Maybe your organization relies on  a third party app whose vendor has announced that the next version will  be cloud native”. Whatever you and your organization feel about that announcement, the risk is there regardless, and it’s on you to minimize and mitigate it rather than try to avoid it.  

Some larger business transformations can also offset the risk of moving to the cloud. If you are undergoing a large rebrand, or pivoting business models, then you a) are already at high risk of other failures but b) can maybe salvage some of the previous data that was historically kept on-prem by moving to the cloud. 

In these cases, there are enough external factors that outweigh whether cloud migration is considered an acceptable risk to take on. 

Those of you old enough to remember the Y2K bug have a perfect example of external factors that change the “acceptable risk” equation: one in which the risk of doing nothing was higher than taking action to re-architect, migrate, or replace even mission-critical legacy apps.

Admittedly though, the above scenarios are not likely to apply to most of you. When it comes to refactoring business-critical apps, a lot of organizations weigh the low likelihood of success against the high cost of failure, and rightly conclude that it makes more sense to leave the app where it is, and wait for the cloud to catch up.

Overdoing it

Another unrealistic strategy across any journey to the cloud is trying to move too fast. Not only will you break the application, you will be dead in the water until you can either revert back to your on-prem deployment or fix it forward in the cloud. 
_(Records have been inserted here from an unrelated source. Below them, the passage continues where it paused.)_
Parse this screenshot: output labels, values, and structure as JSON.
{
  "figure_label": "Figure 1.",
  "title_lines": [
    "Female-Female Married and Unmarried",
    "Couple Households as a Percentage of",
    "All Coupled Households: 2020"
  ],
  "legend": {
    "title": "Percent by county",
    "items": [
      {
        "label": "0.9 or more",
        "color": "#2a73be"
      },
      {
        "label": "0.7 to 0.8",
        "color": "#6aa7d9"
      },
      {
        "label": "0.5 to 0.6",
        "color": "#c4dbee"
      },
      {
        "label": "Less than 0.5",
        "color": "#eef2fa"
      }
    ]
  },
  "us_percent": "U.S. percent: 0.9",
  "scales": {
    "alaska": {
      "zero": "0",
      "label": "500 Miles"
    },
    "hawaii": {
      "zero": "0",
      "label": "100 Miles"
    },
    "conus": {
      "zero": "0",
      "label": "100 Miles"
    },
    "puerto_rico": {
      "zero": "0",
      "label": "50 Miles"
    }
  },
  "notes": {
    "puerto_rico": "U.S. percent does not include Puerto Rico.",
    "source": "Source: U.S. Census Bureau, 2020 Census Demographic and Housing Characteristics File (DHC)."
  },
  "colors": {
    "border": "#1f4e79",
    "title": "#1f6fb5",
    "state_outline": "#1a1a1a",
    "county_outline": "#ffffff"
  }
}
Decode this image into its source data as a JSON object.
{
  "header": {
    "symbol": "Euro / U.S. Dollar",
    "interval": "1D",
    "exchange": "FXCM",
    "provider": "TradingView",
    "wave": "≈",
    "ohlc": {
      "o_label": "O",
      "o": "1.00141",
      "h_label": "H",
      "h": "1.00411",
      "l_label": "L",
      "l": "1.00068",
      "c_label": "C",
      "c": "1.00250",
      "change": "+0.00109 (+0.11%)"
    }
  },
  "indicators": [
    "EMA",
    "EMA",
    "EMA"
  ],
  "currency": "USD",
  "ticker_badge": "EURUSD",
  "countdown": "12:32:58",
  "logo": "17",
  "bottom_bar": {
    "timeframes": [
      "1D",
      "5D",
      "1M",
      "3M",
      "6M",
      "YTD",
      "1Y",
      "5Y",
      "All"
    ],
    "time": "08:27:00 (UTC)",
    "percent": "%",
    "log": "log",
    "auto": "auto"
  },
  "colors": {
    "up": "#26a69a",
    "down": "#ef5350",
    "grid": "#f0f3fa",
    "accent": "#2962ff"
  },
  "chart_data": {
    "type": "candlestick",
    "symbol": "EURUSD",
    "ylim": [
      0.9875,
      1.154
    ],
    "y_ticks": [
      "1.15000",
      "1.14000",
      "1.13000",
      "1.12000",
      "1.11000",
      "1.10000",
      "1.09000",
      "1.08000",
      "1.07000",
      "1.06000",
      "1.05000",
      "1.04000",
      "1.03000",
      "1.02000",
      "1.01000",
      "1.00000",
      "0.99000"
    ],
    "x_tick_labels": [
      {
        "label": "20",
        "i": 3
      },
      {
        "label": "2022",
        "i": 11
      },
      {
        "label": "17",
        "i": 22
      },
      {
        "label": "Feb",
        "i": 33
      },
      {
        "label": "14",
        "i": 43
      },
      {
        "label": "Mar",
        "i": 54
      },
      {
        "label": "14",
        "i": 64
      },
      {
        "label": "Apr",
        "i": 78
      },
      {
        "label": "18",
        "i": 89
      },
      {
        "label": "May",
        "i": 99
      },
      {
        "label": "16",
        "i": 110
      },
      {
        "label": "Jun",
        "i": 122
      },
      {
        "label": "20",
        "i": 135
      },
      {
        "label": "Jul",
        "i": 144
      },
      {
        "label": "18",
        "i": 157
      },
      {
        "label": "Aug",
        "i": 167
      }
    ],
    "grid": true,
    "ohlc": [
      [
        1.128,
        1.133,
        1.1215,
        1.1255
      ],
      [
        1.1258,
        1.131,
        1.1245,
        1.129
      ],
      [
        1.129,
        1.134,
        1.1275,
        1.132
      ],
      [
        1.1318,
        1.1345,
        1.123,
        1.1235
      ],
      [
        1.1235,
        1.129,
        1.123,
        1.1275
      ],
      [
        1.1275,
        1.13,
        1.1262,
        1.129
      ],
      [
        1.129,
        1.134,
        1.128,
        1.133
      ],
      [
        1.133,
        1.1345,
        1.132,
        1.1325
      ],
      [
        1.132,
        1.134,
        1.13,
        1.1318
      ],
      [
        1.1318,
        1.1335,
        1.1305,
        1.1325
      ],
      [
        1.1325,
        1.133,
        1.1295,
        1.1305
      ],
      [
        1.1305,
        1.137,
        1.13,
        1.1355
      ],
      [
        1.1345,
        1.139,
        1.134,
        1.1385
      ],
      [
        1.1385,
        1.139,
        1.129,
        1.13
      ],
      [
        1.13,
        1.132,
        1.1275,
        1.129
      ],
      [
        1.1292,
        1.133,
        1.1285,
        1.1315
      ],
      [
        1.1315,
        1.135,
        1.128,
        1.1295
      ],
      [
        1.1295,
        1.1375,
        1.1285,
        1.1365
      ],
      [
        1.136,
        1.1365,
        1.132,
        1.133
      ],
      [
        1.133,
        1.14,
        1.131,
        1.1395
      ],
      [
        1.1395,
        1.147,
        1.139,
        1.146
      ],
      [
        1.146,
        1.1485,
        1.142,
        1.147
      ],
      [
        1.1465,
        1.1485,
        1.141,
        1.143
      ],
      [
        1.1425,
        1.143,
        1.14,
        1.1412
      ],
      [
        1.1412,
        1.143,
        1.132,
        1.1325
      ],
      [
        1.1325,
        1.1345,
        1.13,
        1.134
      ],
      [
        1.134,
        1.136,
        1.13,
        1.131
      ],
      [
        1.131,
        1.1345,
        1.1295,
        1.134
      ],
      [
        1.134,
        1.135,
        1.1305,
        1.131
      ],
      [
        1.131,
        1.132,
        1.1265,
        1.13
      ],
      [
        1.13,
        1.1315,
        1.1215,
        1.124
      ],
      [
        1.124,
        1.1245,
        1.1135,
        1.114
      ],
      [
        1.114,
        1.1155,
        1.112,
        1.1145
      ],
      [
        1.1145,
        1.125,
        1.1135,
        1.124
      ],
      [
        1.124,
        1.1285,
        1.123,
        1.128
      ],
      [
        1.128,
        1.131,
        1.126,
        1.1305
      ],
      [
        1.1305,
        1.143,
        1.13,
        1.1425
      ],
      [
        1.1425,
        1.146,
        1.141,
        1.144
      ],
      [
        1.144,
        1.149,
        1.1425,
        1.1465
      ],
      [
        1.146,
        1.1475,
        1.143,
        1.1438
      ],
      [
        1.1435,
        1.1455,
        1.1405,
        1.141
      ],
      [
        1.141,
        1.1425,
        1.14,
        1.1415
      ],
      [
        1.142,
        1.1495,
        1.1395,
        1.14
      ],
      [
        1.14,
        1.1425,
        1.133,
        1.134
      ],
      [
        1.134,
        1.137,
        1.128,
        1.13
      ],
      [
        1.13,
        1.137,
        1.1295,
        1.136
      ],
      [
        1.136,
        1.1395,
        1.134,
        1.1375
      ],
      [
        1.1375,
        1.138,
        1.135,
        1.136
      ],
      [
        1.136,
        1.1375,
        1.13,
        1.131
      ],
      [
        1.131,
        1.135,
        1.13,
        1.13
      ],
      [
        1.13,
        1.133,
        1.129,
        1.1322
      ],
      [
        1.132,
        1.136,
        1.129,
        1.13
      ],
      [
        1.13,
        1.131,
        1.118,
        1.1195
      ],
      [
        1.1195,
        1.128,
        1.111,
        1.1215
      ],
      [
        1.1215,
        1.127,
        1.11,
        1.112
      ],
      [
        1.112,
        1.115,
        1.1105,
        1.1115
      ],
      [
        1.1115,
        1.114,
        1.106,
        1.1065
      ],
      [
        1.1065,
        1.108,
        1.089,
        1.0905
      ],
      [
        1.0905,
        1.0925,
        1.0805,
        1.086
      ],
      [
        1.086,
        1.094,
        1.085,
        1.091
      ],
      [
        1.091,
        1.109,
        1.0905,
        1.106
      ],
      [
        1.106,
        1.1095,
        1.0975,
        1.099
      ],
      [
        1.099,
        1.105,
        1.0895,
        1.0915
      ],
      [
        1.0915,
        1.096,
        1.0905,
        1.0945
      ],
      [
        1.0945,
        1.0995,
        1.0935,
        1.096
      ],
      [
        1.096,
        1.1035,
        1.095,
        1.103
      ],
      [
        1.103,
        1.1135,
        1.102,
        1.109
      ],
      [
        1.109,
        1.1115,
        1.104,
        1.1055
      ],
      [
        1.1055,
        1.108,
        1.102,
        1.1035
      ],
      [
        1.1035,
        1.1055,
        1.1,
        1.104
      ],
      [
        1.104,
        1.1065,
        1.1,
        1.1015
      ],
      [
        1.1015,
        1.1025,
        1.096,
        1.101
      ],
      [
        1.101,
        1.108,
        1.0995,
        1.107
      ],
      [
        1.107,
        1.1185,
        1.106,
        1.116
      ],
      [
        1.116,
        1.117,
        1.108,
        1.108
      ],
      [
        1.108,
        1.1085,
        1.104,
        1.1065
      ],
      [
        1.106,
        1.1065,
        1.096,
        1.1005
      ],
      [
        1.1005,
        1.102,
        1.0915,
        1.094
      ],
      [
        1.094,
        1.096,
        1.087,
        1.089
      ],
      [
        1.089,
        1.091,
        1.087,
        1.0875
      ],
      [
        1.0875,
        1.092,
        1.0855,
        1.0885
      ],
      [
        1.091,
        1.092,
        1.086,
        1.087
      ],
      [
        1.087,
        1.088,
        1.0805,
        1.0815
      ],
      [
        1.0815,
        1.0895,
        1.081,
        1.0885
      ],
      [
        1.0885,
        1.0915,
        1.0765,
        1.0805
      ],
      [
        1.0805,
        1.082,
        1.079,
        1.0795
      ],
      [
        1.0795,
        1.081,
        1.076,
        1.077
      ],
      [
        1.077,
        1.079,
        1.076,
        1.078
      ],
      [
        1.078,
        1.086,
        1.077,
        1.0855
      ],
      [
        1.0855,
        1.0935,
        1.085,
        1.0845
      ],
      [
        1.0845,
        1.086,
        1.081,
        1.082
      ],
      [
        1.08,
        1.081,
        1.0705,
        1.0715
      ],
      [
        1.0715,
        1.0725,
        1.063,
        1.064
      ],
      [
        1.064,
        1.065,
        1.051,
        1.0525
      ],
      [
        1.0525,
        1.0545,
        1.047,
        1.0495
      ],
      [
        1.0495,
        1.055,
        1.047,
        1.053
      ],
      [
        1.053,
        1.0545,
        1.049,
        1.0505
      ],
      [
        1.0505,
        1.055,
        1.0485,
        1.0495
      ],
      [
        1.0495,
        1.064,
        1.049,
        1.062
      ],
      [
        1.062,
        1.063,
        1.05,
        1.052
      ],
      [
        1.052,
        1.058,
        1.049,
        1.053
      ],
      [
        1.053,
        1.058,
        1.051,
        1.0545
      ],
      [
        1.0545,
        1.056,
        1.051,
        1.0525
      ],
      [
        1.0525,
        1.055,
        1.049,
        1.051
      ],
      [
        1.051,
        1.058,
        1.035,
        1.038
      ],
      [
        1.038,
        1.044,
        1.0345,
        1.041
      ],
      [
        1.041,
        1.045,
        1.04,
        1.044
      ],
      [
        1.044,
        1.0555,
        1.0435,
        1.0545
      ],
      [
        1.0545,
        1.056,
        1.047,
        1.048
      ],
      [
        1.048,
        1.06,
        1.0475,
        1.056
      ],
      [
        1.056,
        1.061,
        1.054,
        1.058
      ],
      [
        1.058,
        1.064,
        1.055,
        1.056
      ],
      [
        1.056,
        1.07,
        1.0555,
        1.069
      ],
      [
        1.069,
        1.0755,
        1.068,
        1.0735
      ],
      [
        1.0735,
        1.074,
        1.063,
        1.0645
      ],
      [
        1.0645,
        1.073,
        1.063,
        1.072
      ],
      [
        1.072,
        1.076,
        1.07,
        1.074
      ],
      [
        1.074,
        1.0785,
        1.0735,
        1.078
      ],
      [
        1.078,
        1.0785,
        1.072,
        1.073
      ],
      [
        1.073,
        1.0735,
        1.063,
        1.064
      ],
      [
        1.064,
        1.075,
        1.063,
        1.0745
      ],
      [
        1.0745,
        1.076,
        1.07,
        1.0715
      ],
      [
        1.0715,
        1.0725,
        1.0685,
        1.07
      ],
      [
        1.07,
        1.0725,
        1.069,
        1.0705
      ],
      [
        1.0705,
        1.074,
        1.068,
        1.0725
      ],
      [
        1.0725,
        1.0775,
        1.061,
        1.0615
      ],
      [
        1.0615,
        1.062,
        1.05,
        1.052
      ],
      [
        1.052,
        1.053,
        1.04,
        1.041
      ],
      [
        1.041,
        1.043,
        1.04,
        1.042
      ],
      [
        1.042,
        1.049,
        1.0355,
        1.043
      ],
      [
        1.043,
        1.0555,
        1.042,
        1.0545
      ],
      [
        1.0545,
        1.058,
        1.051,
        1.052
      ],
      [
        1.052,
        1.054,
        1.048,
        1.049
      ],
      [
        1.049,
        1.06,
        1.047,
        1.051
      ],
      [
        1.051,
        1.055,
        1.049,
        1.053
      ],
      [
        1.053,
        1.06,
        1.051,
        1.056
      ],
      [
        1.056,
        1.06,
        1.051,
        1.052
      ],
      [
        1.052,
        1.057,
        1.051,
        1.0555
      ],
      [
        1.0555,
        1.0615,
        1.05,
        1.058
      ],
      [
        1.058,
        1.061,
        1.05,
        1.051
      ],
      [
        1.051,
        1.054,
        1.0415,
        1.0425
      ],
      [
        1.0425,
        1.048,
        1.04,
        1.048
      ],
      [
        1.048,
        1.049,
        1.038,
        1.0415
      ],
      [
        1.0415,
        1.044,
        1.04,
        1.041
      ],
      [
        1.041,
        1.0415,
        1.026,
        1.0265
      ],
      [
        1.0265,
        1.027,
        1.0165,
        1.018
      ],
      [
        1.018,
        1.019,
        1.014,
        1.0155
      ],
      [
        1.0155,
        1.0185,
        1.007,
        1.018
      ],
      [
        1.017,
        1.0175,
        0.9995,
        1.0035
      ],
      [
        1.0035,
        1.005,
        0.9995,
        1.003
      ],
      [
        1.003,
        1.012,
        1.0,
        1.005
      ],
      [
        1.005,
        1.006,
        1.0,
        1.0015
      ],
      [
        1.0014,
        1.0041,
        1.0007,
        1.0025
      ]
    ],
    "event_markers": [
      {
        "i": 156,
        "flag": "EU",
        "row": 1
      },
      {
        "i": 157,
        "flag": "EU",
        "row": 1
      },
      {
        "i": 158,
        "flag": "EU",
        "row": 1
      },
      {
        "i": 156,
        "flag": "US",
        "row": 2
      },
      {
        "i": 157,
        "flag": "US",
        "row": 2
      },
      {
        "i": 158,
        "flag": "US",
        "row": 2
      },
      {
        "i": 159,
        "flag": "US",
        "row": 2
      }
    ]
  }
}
If you don’t slow down and take the necessary time to evaluate and test your applications thoroughly, you risk post-migration latency issues, data errors, and throughput shortcomings. Above a certain threshold, these might add up to a full migration failure. The risk of these errors occurring is significantly decreased when you put forth the time and effort that are necessary for a smooth transition from on-prem to the cloud.